If you're into that, then this game is for you! This is something a bit different, and I can't fault it for that - it's not my cup of tea, and the rest of the presentation is good. Except the decking, and the inventory systems could use some work. If you're not so much like me, then this game is worse for the exertion they put into it. Some of the missions are good, but they spent a lot of effort and failed at things like enemy scripts failing to fire when you walk into a room behind them and just really sloppy stuff that worsens the experience. There's only so much development time, and if you're looking for polished core systems, forget it. They didn't have time for that. It doesn't look or feel like any indie title, but every once and a while, you're reminded it is.

Anyway, Dragonfall is ... Okay? I think, like I said, I'm not the target audience. I enjoy conversations and storytelling in RPGs, but the setting here is so assumed yet open ended it doesn't get its hooks in me, and the constant drivel about your dead friend mixed with the unfocused skill checks is just irritating. Part of it is that people hyped up DF as so much better than DMS, but I honestly just found it more unfocused and less satisfying. I actually cheated and added cash to skip the second forced decking mission, because it was so irritating to fight with that dumb system again. It's nice that the game allows you to do that, though.

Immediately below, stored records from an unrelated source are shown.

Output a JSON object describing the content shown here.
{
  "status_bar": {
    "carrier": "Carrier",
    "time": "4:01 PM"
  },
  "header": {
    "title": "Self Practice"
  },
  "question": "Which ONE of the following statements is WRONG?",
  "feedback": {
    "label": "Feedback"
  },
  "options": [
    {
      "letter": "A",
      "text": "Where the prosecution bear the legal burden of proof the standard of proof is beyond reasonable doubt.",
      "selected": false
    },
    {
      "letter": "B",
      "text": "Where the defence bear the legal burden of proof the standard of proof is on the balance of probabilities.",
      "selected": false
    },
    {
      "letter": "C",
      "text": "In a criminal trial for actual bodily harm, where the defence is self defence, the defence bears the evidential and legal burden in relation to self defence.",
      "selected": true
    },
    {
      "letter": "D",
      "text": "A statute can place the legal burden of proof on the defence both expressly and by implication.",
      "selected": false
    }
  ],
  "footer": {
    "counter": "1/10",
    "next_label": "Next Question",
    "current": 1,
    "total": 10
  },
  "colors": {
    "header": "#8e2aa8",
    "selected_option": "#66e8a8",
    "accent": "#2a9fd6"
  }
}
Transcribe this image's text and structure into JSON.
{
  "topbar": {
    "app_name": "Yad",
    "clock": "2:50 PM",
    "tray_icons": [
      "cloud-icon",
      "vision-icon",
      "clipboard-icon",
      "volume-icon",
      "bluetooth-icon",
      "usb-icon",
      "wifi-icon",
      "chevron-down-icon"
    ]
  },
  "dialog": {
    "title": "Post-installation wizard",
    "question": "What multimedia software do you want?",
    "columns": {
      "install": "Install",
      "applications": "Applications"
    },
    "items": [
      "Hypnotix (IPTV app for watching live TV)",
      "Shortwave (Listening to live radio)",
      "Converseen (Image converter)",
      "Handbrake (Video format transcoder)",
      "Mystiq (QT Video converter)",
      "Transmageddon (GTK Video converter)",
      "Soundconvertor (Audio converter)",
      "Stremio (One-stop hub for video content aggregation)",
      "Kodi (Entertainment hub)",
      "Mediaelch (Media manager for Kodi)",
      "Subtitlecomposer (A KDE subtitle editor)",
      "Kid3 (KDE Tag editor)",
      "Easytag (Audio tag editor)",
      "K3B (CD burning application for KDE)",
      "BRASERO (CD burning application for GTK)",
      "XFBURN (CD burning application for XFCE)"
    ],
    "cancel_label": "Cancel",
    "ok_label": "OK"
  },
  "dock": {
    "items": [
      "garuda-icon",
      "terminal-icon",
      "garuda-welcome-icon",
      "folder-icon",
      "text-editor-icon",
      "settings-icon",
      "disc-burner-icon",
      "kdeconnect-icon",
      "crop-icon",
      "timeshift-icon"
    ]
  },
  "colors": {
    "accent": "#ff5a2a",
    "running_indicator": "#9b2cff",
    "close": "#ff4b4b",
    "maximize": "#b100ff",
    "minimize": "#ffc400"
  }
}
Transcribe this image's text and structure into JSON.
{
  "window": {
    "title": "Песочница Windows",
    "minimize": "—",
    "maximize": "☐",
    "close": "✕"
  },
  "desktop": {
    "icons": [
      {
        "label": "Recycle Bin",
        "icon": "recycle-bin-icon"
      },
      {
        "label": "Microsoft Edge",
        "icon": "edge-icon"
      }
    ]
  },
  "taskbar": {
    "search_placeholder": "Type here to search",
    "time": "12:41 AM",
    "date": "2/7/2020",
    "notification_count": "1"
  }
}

Basically, before picking up Dragonfall, I was inclined towards buying SRR: Hong Kong, but frankly I have zero interest for now. I can only do so many forced decking sections, and the game's combat just gets so tedious. It's like playing X-Com, except every single segment is in a tiny shoebox and you have almost no control over your squad's abilities. I don't really care for the party set up, the inventory management is bad and the writing is so mediocre in parts it drags a lot of it down.

But I did finish the game, I guess? The ending isn't bad, and if the game had dropped the whole stupid dead leader angle I think it would have worked a lot better. The core mystery, the core premise, is really quite good. But it wraps it up in garbage and a hokey generic avenger plot that just puts me to sleep.